- Born: Timothy Jon Johnson January 27, 1960 Noti, Oregon, U.S.
- Origin: Nashville, Tennessee, U.S.
- Died: October 21, 2012 (aged 52) Nashville, Tennessee, U.S.
- Genres: Country
- Occupation: Songwriter
- Years active: 1995–2012

= Tim Johnson (songwriter) =

American songwriter (1960–2012)

Timothy Jon Johnson (January 29, 1960 – October 21, 2012) was an American country music songwriter. Johnson is known for writing the singles "I Let Her Lie" by Daryle Singletary, "God Only Cries" by Diamond Rio, "Do You Believe Me Now" by Jimmy Wayne, "Things That Never Cross a Man's Mind" by Kellie Pickler, "She Misses Him" by Tim Rushlow, "This Heartache Never Sleeps" by Mark Chesnutt, "That's Important To Me" by Joey + Rory among many others. Johnson was known as a songwriter's songwriter and penned many hits alone as well as collaborating with other talented writers.

Johnson is also known for his collaborations with Rory Lee Feek of Joey + Rory, with whom he founded an organization called the Song Trust, in which works by new artists were all credited to that name.

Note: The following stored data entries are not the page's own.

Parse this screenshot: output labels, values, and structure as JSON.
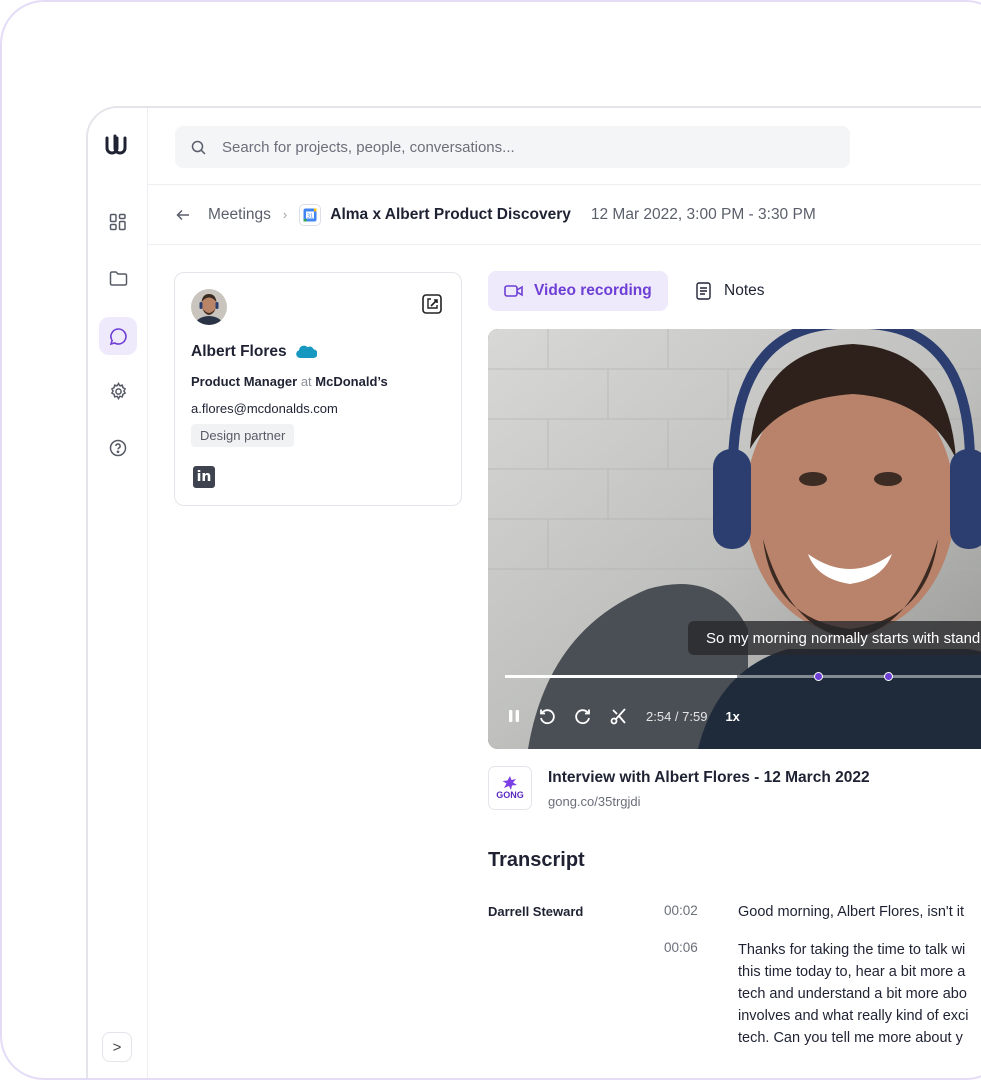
{
  "search": {
    "placeholder": "Search for projects, people, conversations..."
  },
  "breadcrumb": {
    "back_icon": "arrow-left-icon",
    "parent": "Meetings",
    "title": "Alma x Albert Product Discovery",
    "datetime": "12 Mar 2022, 3:00 PM - 3:30 PM"
  },
  "sidebar": {
    "items": [
      {
        "name": "dashboard",
        "icon": "grid-icon",
        "active": false
      },
      {
        "name": "projects",
        "icon": "folder-icon",
        "active": false
      },
      {
        "name": "conversations",
        "icon": "chat-icon",
        "active": true
      },
      {
        "name": "settings",
        "icon": "gear-icon",
        "active": false
      },
      {
        "name": "help",
        "icon": "help-icon",
        "active": false
      }
    ],
    "expand_label": ">"
  },
  "contact": {
    "name": "Albert Flores",
    "role": "Product Manager",
    "at": "at",
    "company": "McDonald’s",
    "email": "a.flores@mcdonalds.com",
    "tag": "Design partner",
    "linkedin": "in"
  },
  "tabs": {
    "video": "Video recording",
    "notes": "Notes",
    "active": "video"
  },
  "player": {
    "caption": "So my morning normally starts with stand",
    "time": "2:54 / 7:59",
    "speed": "1x",
    "progress": 0.43,
    "markers": [
      0.58,
      0.71
    ]
  },
  "recording": {
    "source_badge": "GONG",
    "title": "Interview with Albert Flores - 12 March 2022",
    "link": "gong.co/35trgjdi"
  },
  "transcript": {
    "heading": "Transcript",
    "entries": [
      {
        "speaker": "Darrell Steward",
        "time": "00:02",
        "lines": [
          "Good morning, Albert Flores, isn't it"
        ]
      },
      {
        "speaker": "",
        "time": "00:06",
        "lines": [
          "Thanks for taking the time to talk wi",
          "this time today to, hear a bit more a",
          "tech and understand a bit more abo",
          "involves and what really kind of exci",
          "tech. Can you tell me more about y"
        ]
      }
    ]
  },
  "colors": {
    "accent": "#6d3fd4",
    "accent_bg": "#efe9fc",
    "frame_border": "#e4dcf7"
  }
}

Song Trust's first release was "Bring Him Home Santa" in 2008. He was also on the board of the Nashville Songwriters Association International, and co-produced the first two albums by Blaine Larsen. Johnson and Feek also owned the Giantslayer Records label.

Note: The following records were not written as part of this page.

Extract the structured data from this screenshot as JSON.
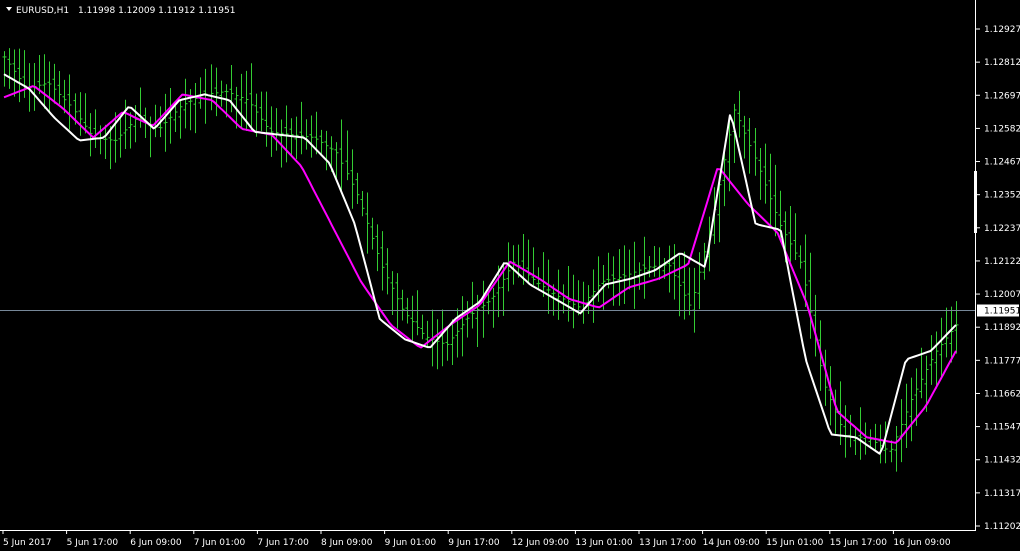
{
  "header": {
    "symbol_timeframe": "EURUSD,H1",
    "ohlc": "1.11998 1.12009 1.11912 1.11951"
  },
  "colors": {
    "background": "#000000",
    "bars": "#33cc33",
    "ma_fast": "#ffffff",
    "ma_slow": "#ff00ff",
    "axis": "#ffffff",
    "price_line": "#778899",
    "price_label_bg": "#ffffff",
    "price_label_text": "#000000"
  },
  "chart_data": {
    "type": "ohlc",
    "symbol": "EURUSD",
    "timeframe": "H1",
    "y_ticks": [
      "1.12927",
      "1.12812",
      "1.12697",
      "1.12582",
      "1.12467",
      "1.12352",
      "1.12237",
      "1.12122",
      "1.12007",
      "1.11892",
      "1.11777",
      "1.11662",
      "1.11547",
      "1.11432",
      "1.11317",
      "1.11202"
    ],
    "ylim": [
      1.11202,
      1.12975
    ],
    "x_ticks": [
      "5 Jun 2017",
      "5 Jun 17:00",
      "6 Jun 09:00",
      "7 Jun 01:00",
      "7 Jun 17:00",
      "8 Jun 09:00",
      "9 Jun 01:00",
      "9 Jun 17:00",
      "12 Jun 09:00",
      "13 Jun 01:00",
      "13 Jun 17:00",
      "14 Jun 09:00",
      "15 Jun 01:00",
      "15 Jun 17:00",
      "16 Jun 09:00"
    ],
    "current_price": "1.11951",
    "current_price_value": 1.11951,
    "close_anchors": [
      1.1283,
      1.1272,
      1.1274,
      1.1266,
      1.1255,
      1.1254,
      1.1262,
      1.1258,
      1.1266,
      1.127,
      1.1271,
      1.1268,
      1.1257,
      1.1256,
      1.1255,
      1.125,
      1.1234,
      1.1211,
      1.1195,
      1.1186,
      1.1183,
      1.1193,
      1.1199,
      1.1212,
      1.1205,
      1.12,
      1.1196,
      1.1205,
      1.1207,
      1.121,
      1.1211,
      1.1196,
      1.1227,
      1.1265,
      1.1246,
      1.1225,
      1.1211,
      1.117,
      1.1151,
      1.1151,
      1.1146,
      1.1165,
      1.118,
      1.119
    ],
    "fast_ma_anchors": [
      1.1277,
      1.1272,
      1.1262,
      1.1254,
      1.1255,
      1.1266,
      1.1258,
      1.1268,
      1.127,
      1.1268,
      1.1257,
      1.1256,
      1.1255,
      1.1246,
      1.1225,
      1.1192,
      1.1185,
      1.1182,
      1.1192,
      1.1198,
      1.1212,
      1.1204,
      1.1199,
      1.1194,
      1.1204,
      1.1206,
      1.1209,
      1.1215,
      1.121,
      1.1264,
      1.1225,
      1.1223,
      1.1178,
      1.1152,
      1.1151,
      1.1145,
      1.1178,
      1.1181,
      1.119
    ],
    "slow_ma_anchors": [
      1.1269,
      1.1273,
      1.1265,
      1.1255,
      1.1264,
      1.1259,
      1.127,
      1.1268,
      1.1258,
      1.1256,
      1.1245,
      1.1225,
      1.1205,
      1.119,
      1.1182,
      1.119,
      1.1197,
      1.1212,
      1.1206,
      1.1199,
      1.1196,
      1.1203,
      1.1206,
      1.1211,
      1.1245,
      1.1232,
      1.1222,
      1.1197,
      1.116,
      1.1151,
      1.1149,
      1.1162,
      1.1181
    ]
  }
}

Johnson was the co-founder of Songwriter Institute which connected hit songwriters with amateur songwriters by way of retreats and private appointments. In this venture, Johnson produced the educational video Pro vs Am with fellow hit songwriter Clay Mills.

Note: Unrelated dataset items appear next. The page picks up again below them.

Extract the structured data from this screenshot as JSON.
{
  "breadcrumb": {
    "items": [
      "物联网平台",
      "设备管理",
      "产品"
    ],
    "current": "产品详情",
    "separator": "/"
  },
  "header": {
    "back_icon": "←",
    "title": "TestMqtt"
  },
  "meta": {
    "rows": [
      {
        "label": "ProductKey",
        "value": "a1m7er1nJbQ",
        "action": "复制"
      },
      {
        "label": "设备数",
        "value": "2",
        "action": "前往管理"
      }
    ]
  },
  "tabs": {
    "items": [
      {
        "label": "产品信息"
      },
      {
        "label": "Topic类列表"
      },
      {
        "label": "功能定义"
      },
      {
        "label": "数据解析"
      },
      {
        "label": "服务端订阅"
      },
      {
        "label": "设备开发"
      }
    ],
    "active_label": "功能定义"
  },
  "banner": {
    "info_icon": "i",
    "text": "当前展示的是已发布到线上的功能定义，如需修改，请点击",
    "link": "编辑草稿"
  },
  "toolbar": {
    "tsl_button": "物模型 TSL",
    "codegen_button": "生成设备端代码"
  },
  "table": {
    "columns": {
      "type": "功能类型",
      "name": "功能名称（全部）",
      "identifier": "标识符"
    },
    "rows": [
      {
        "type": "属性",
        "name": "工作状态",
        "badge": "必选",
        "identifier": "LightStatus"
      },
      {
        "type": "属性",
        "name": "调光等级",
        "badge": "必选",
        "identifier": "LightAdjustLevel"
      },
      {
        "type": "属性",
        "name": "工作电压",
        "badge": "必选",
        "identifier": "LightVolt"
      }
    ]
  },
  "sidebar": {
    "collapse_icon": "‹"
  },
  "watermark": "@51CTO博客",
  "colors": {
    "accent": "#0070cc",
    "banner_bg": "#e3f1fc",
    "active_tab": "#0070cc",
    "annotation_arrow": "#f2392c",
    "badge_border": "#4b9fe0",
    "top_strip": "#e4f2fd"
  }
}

Born in Noti, Oregon, Johnson grew up elk hunting in the shadows of the Cascade Mountains, and attended Willamette University located in Salem, Oregon before transferring and graduating from the University of Oregon. Before moving to Nashville to pursue songwriting, Johnson spent five years in Japan teaching English as a foreign language. Until his death in October 2012, Johnson resided with his wife Megan Green Johnson and two children in Franklin, Tennessee.